XMLHttpRequest onloadend Event not Running on Error

Is there an event that'll run whether on success or error with Node.js's XMLHttpRequest module? According to the docs, the onloadend event should trigger both on error and success, but it only runs on success. For example:

var XMLHttpRequest = require( 'xmlhttprequest' ).XMLHttpRequest;

var url = 'https://www.example-bad-url.com/json.php';

var xhr = new XMLHttpRequest();

xhr.open( 'GET', url );
xhr.send();

xhr.onloadend = function() {
    // This should get logged, but it doesn't.
    console.log( 'The request has completed, whether successfully or unsuccessfully.' );
}

In the above script, onloadend doesn't run, why? The URL doesn't exist, so it should trigger onloadend as an error and log "The request has completed..." but the callback function never runs, why?

Upvotes: 0

Views: 4054

Answers (1)

Shilly
Shilly

Reputation: 8589

The xmlhttprequest library for node.js does not fully implement the spec correctly.

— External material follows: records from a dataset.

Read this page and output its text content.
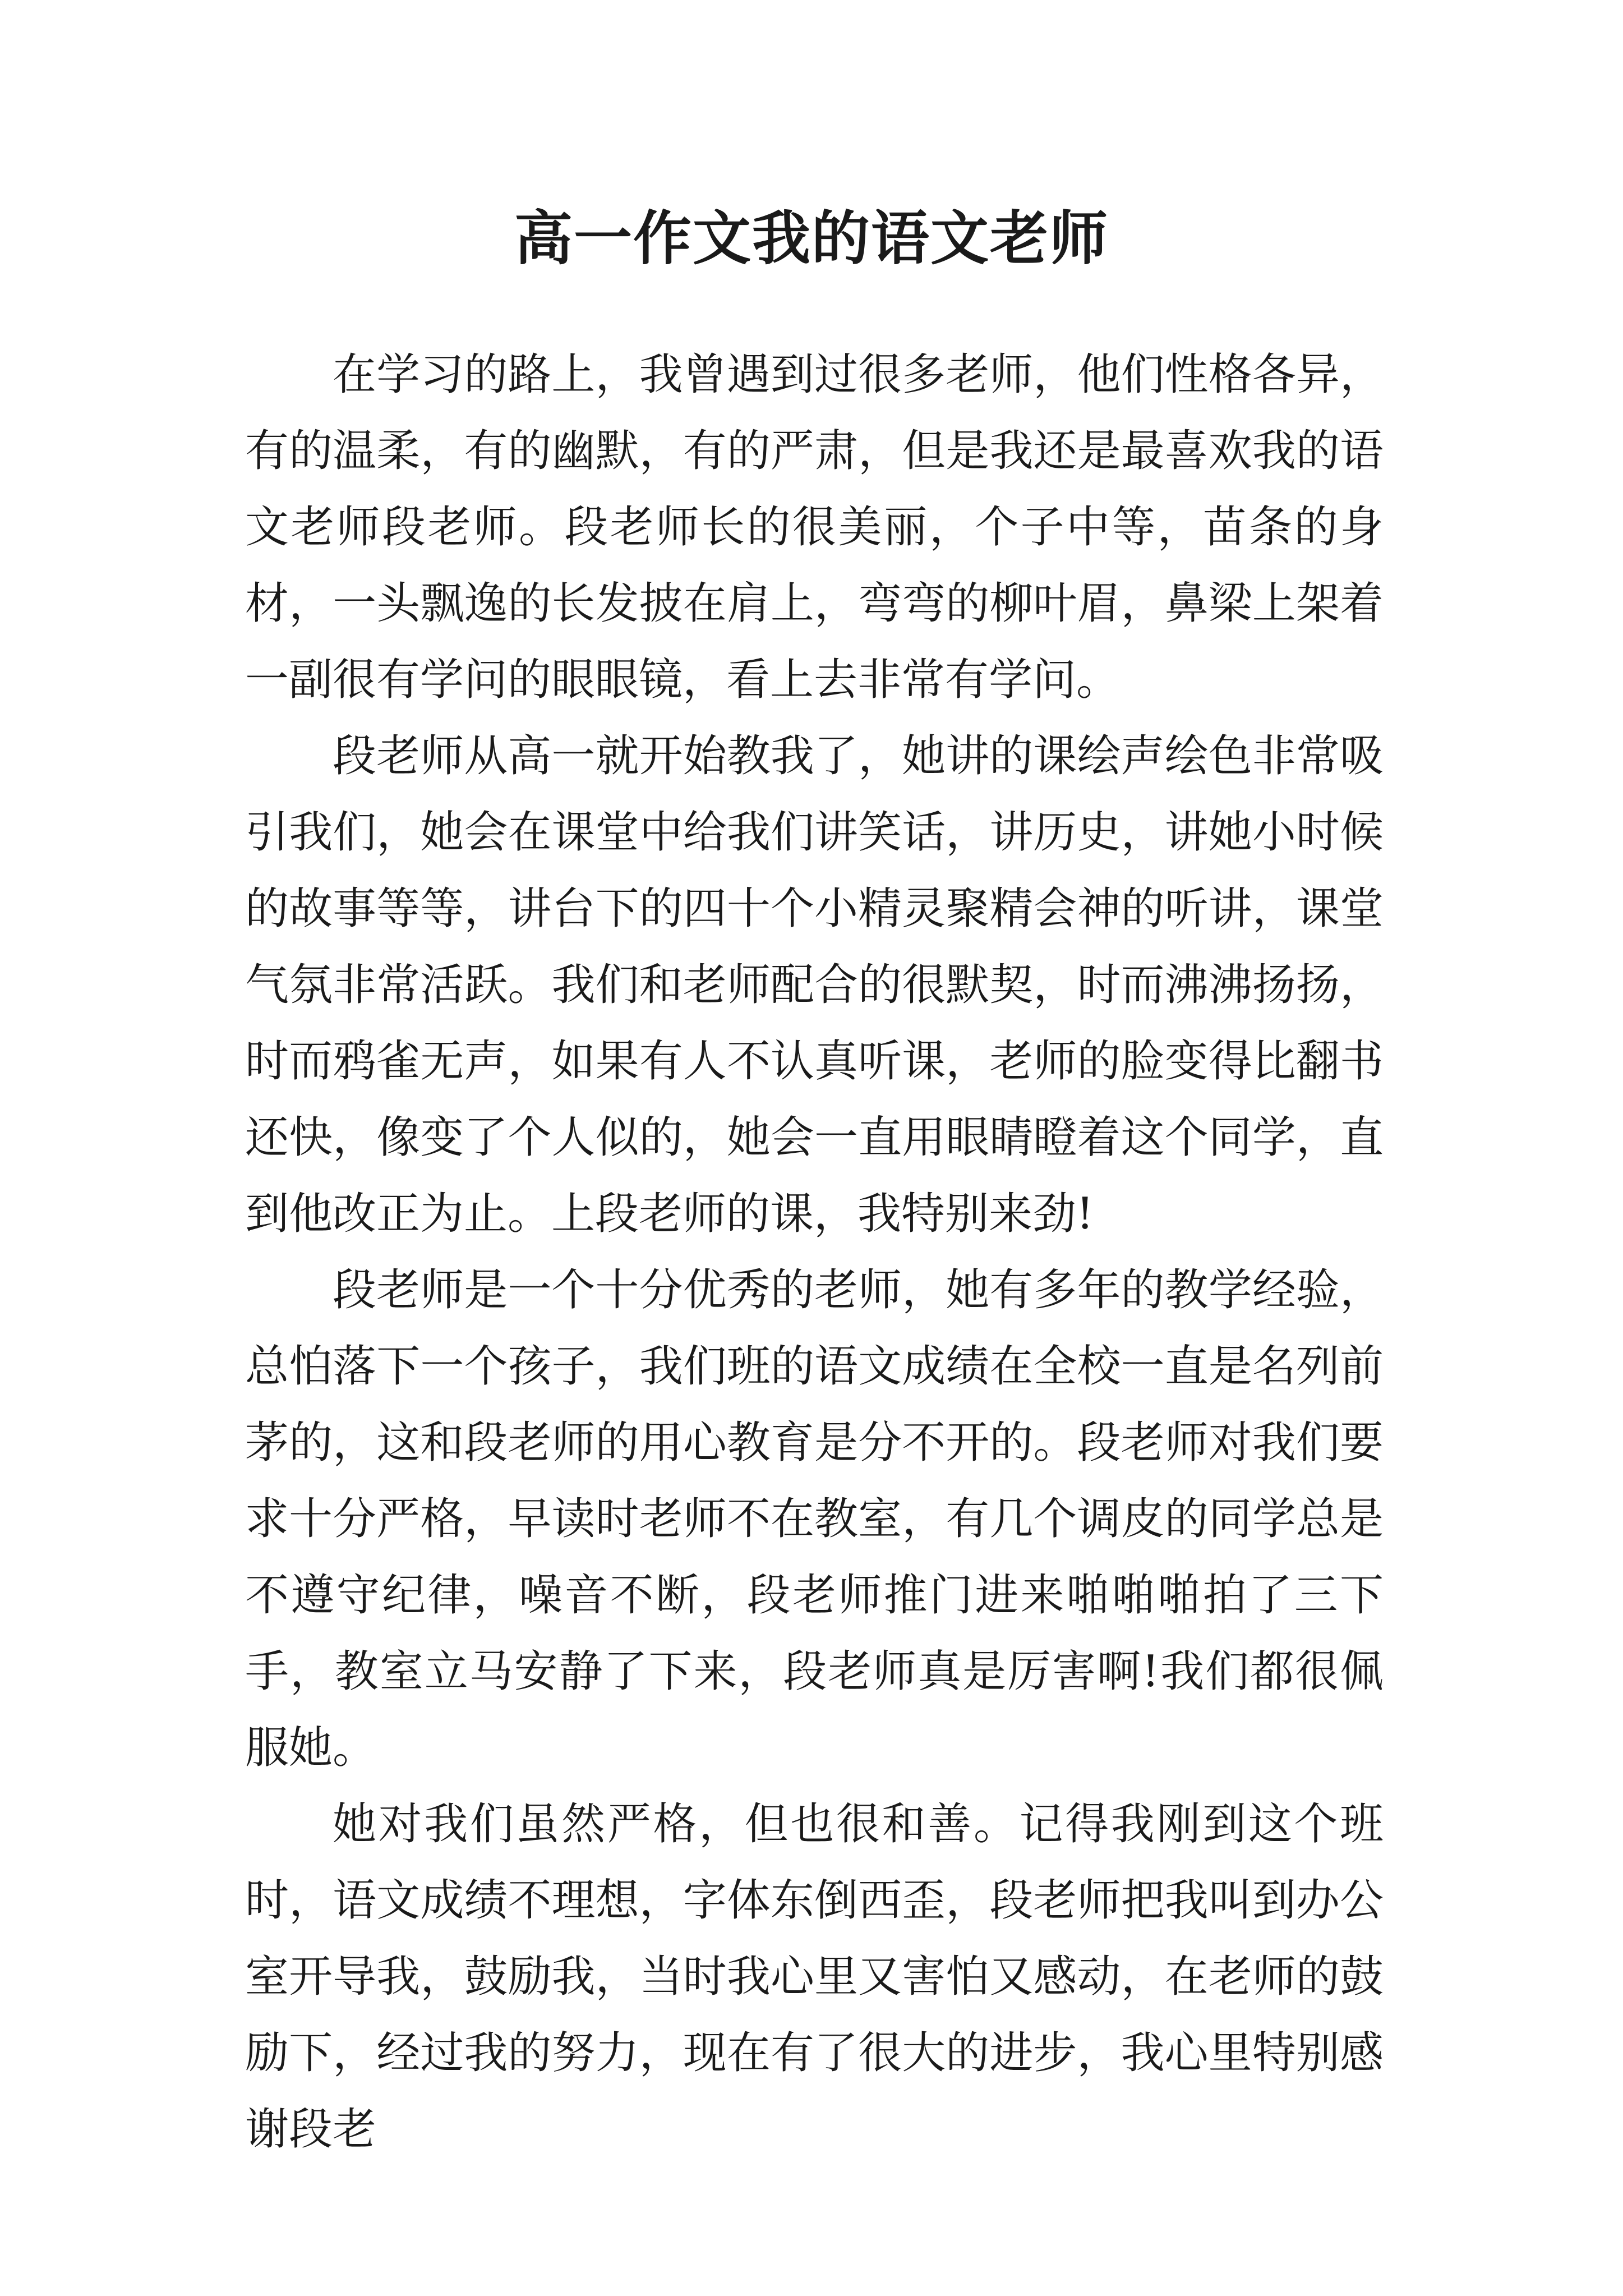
高一作文我的语文老师

在学习的路上，我曾遇到过很多老师，他们性格各异，有的温柔，有的幽默，有的严肃，但是我还是最喜欢我的语文老师段老师。段老师长的很美丽，个子中等，苗条的身材，一头飘逸的长发披在肩上，弯弯的柳叶眉，鼻梁上架着一副很有学问的眼眼镜，看上去非常有学问。

段老师从高一就开始教我了，她讲的课绘声绘色非常吸引我们，她会在课堂中给我们讲笑话，讲历史，讲她小时候的故事等等，讲台下的四十个小精灵聚精会神的听讲，课堂气氛非常活跃。我们和老师配合的很默契，时而沸沸扬扬，时而鸦雀无声，如果有人不认真听课，老师的脸变得比翻书还快，像变了个人似的，她会一直用眼睛瞪着这个同学，直到他改正为止。上段老师的课，我特别来劲!

段老师是一个十分优秀的老师，她有多年的教学经验，总怕落下一个孩子，我们班的语文成绩在全校一直是名列前茅的，这和段老师的用心教育是分不开的。段老师对我们要求十分严格，早读时老师不在教室，有几个调皮的同学总是不遵守纪律，噪音不断，段老师推门进来啪啪啪拍了三下手，教室立马安静了下来，段老师真是厉害啊!我们都很佩服她。

她对我们虽然严格，但也很和善。记得我刚到这个班时，语文成绩不理想，字体东倒西歪，段老师把我叫到办公室开导我，鼓励我，当时我心里又害怕又感动，在老师的鼓励下，经过我的努力，现在有了很大的进步，我心里特别感谢段老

If we dig into the code on github, we see the following line of code:

  if (self.readyState === self.DONE && !errorFlag) {
    self.dispatchEvent("load");
    // @TODO figure out InspectorInstrumentation::didLoadXHR(cookie)
    self.dispatchEvent("loadend");
  }

So the load and the loadend event handlers are only triggered when there is NOT an error, consistent with our observations where

xhr.onloadend = function() {
    // This should get logged, but it doesn't.
    console.log( 'The request has completed.' );
};

will only log when the event succeeded.

My advice would be to trigger the event manually in the .onerror() handler, which does work. Keep in mind that this is a 3rd party node.js module, not a native one.

Personally I just wrote a small wrapper around xmlhttprequest that mimics the .fetch() interface. The node.js version uses the native node.js http library and the client side version uses xmlhttprequest.

That way I can use the same .fetch() API for both front end and back end code, and just let the system decide if it'll use native fetch, xmlhttp powered fetch, or http powered fetch.